TrendForce announces a revised forecast for 2023 server shipments, protecting a downward shift of 5.94% YoY. This downward revision is attributed to various economic challenges, including Meta’s diminished demand for 2H23 and a sluggish start in China’s internal tech demand in 1H23 (including state-owned cloud and East-West computing projects).
This shift highlights the larger economic pressures of inflation globally. CSPs are reshaping their strategies, leaning more into AI investments. Such a pivot, while innovative, has inadvertently led to a squeeze in the budget for traditional server shipments, affecting the tech market landscape.
Notably, server shipments in the third quarter are expected to show slight growth compared to Q2. However, a subsequent decline is expected as the year edges into its final quarter.
TrendForce identifies several recent indicators affecting server market momentum:
1. China’s stumbling blocks: The country’s state-owned enterprises have been putting for underwhelming bids.
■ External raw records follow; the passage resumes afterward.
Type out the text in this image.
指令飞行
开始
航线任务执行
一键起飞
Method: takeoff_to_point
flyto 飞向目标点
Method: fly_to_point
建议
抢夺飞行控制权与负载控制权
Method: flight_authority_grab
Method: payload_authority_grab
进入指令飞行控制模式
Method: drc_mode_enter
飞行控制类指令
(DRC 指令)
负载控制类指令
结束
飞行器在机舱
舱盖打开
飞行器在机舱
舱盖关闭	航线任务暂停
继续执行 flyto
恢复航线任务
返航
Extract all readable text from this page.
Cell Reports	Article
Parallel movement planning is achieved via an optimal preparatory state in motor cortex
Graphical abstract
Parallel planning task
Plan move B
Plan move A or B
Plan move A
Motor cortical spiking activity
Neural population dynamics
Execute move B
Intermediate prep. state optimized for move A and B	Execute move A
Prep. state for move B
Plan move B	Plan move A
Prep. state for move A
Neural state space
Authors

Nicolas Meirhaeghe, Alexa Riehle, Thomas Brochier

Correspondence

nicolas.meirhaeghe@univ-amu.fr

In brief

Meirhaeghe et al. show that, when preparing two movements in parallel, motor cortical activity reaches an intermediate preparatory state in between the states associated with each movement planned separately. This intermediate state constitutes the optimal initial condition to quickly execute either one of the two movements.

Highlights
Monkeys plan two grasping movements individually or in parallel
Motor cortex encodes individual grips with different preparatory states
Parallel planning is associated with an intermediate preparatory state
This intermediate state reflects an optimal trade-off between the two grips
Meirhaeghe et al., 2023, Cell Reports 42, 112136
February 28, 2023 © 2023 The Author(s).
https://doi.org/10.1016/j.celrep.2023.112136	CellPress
Despite CSPs channeling efforts into AI, China’s server demand is anticipated to dip by 9.7% compared to its 2022 numbers.
2. Global economic strains: Ongoing inflationary pressures and subsequent interest rate hikes have companies tightening their belts. Enterprise server demand has notably waned, prompting industry giants like HPE and Dell to double down on subscription services and expand into the AI server niche.
3. Supply chain hiccups: Current indications show supply chain inventory being gradually cleared, with a significant revival in purchasing dynamics expected only toward year-end.
4. CSPs’ evolving focus: With budgets being redirected, a surge in demand for older server platforms is on the horizon for 2H23, reducing the scale of new platform rollouts and possibly limiting space for 2024 server shipments.
Microsoft and Meta focus investment on AI, delaying adoption of new platforms
Furthermore, the spotlight on CSP’s reveals an interesting trend: Microsoft, post its AI investment spur, anticipates a 5.2% YoY increase in server acquisitions. For budgetary reasons, Microsoft continues to delay the scale of its Gen 9 platform, instead increasing the scale of Gen 7 & 8. Simultaneously, Meta has slashed its server purchase plans by a striking 11-15%. In a clear strategic shift, the latter is channeling more funds toward AI-centric equipment for 2H23.
Current supply chain data suggests that Meta will focus more of its budget on AI-related equipment, which means the scale of general server orders will noticeably contract. In contrast, AWS and Google have maintained steady expansion of their public-cloud businesses, with order adjustments remaining relatively stable in the 2H23 with an expected annual purchase volume growth of 4–5%.
On the OEM front, Lenovo grapples with global inflationary backlash, seeing a dip in its core business, but its White-Box Cloud business has been less affected. HPE continues to capitalize on the value brought by its GreenLake venture. Specifically, the company’s annual revenue-run rate in Q2 grew by 35% YoY, with server shipments growing approximately 10%. Dell, however, affected by an elevated baseline set in 2022 due to stockpiling, forecasts a 16.3% annual drop in shipments.